For pums and thumbs I like to use at least a 40x40x50cm. I've tried more "terrestrial" style vivs, and found that frogs don't behave the same in them (my pumilio Punta Clara are in a 50x50x40cm and I never see them as they just vanish). 40x40x60s are perfect too.

I do currently have a pair of r. imitator banded in a 30x30x45 Exo as I bought them with it, but as soon as I can they will be moved to bigger. They hide way too much in there, and it's way too small to work in. My pumilio black jeans demonstrated this too, when I kept them in a 30x40x40 I barely ever saw them. Moved them to a 40x40x50 tall and now I see them constantly, they're producing a larger number of offspring too as I can fit more larger broms in there for them. : victory:

Ade


----------



## Patto96 (Apr 18, 2013)

Thanks guys. So would a 40X40X60 be sufficient for a small group of 4? Or would it be ebtter to start as a pair, then add more later (if possible), so I can make sure that not all the food is used up, and add more if needed.


----------



## soundstounite (Sep 6, 2009)

Personally I'd say start with a pair.some of these small frogs do well in groups,some might be trickier and are better in pairs.
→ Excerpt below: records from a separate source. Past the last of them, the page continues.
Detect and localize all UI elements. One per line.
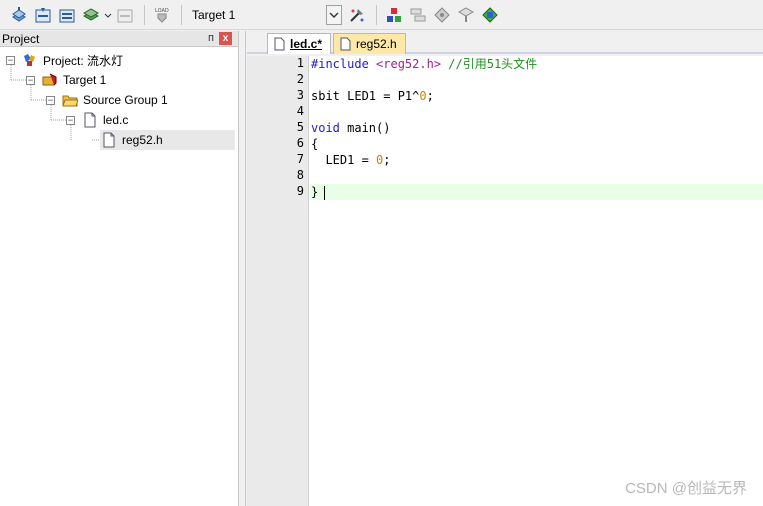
code-editor[interactable]: 1 2 3 4 5 6 7 8 9 #include <reg52.h> //引…: [247, 56, 763, 506]
tab-label: led.c*: [290, 37, 323, 51]
code-text: sbit LED1 = P1^: [311, 89, 420, 103]
uvision-window: LOAD Target 1 Project ᴨ x − Project: 流水灯…: [0, 0, 763, 506]
batch-build-icon[interactable]: [80, 4, 102, 26]
chevron-down-icon[interactable]: [104, 4, 112, 26]
code-text: ;: [426, 89, 434, 103]
line-number: 3: [296, 88, 304, 102]
select-packs-icon[interactable]: [431, 4, 453, 26]
toolbar: LOAD Target 1: [0, 0, 763, 30]
include-path: <reg52.h>: [376, 57, 442, 71]
code-line-3[interactable]: sbit LED1 = P1^0;: [310, 88, 763, 104]
code-line-2[interactable]: [310, 72, 763, 88]
rebuild-icon[interactable]: [56, 4, 78, 26]
code-text: ;: [383, 153, 391, 167]
toolbar-separator: [181, 4, 182, 25]
file-icon: [340, 37, 352, 54]
code-line-8[interactable]: [310, 168, 763, 184]
rte-icon[interactable]: [479, 4, 501, 26]
code-line-4[interactable]: [310, 104, 763, 120]
pack-installer-icon[interactable]: [455, 4, 477, 26]
code-text: {: [311, 137, 319, 151]
file-extensions-icon[interactable]: [407, 4, 429, 26]
file-icon: [274, 37, 286, 54]
code-line-6[interactable]: {: [310, 136, 763, 152]
code-text: main(): [339, 121, 391, 135]
toolbar-separator: [376, 4, 377, 25]
comment: //引用51头文件: [441, 57, 538, 71]
line-number: 7: [296, 152, 304, 166]
svg-text:LOAD: LOAD: [155, 8, 169, 14]
line-number: 2: [296, 72, 304, 86]
keyword: void: [311, 121, 340, 135]
build-icon[interactable]: [32, 4, 54, 26]
code-text: }: [311, 185, 319, 199]
line-number: 1: [296, 56, 304, 70]
tab-led-c[interactable]: led.c*: [267, 33, 332, 54]
code-line-7[interactable]: LED1 = 0;: [310, 152, 763, 168]
code-line-9[interactable]: }: [310, 184, 763, 200]
project-panel: Project ᴨ x − Project: 流水灯 − Target 1 − …: [0, 31, 239, 506]
code-text: LED1 =: [311, 153, 377, 167]
stop-build-icon[interactable]: [114, 4, 136, 26]
code-line-5[interactable]: void main(): [310, 120, 763, 136]
number-literal: 0: [419, 89, 427, 103]
translate-icon[interactable]: [8, 4, 30, 26]
watermark: CSDN @创益无界: [625, 480, 747, 497]
line-number: 8: [296, 168, 304, 182]
line-number: 4: [296, 104, 304, 118]
line-number: 5: [296, 120, 304, 134]
manage-components-icon[interactable]: [383, 4, 405, 26]
preprocessor: #include: [311, 57, 377, 71]
tab-label: reg52.h: [356, 37, 397, 51]
tab-reg52-h[interactable]: reg52.h: [333, 33, 406, 54]
target-select-value: Target 1: [192, 7, 236, 22]
download-icon[interactable]: LOAD: [151, 4, 173, 26]
editor-tabs: led.c* reg52.h: [247, 31, 763, 54]
toolbar-separator: [144, 4, 145, 25]
tree-connector-lines: [10, 65, 100, 141]
panel-splitter[interactable]: [239, 31, 246, 506]
chevron-down-icon[interactable]: [326, 4, 342, 25]
target-select[interactable]: Target 1: [190, 4, 342, 25]
target-options-icon[interactable]: [346, 4, 368, 26]
code-line-1[interactable]: #include <reg52.h> //引用51头文件: [310, 56, 763, 72]
line-number: 6: [296, 136, 304, 150]
line-number: 9: [296, 184, 304, 198]
line-number-gutter: 1 2 3 4 5 6 7 8 9: [247, 56, 309, 506]
text-caret: [324, 185, 326, 200]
Further detail really needs to come from folks that keep more rani,than we do so you can grab more detail on your chosen species. But just be aware even with a well stocked viv,you will still need to feed,possibly in the region of 3 times per week(dependent on age of frogs etc. Culturing food is the backbone of what dart keepers do,this is where we spend most of our time. I can't stress enough the importance of getting this down,before one has frogs.

Stu


----------



## Wolfenrook (Jul 2, 2010)

Agreed. I'd also say that if this is your first venture into dart frogs there are much easier ones to start with than any of the ranitomeya. They're stupid fast, very small and can be a lot of work. : victory: Heck I find my pumilio easier. :lol2:

Ade


----------



## fatlad69 (Oct 22, 2009)

Wolfenrook said:


> Agreed. I'd also say that if this is your first venture into dart frogs there are much easier ones to start with than any of the ranitomeya. They're stupid fast, very small and can be a lot of work. : victory: Heck I find my pumilio easier. :lol2:
> 
> Ade


I second that, they are very fast. I currently have a couple of banded imis froglets in a grow out tub and usually end up with one half way up my arm every time I take the lid off. I have far less trouble with my black jeans and they make my tincs look padestrian. If you do go that route the 40x40x60 viv is fine but I agree with Stu start with a pair. Have you thought about starting off with something a little bigger and easier?


----------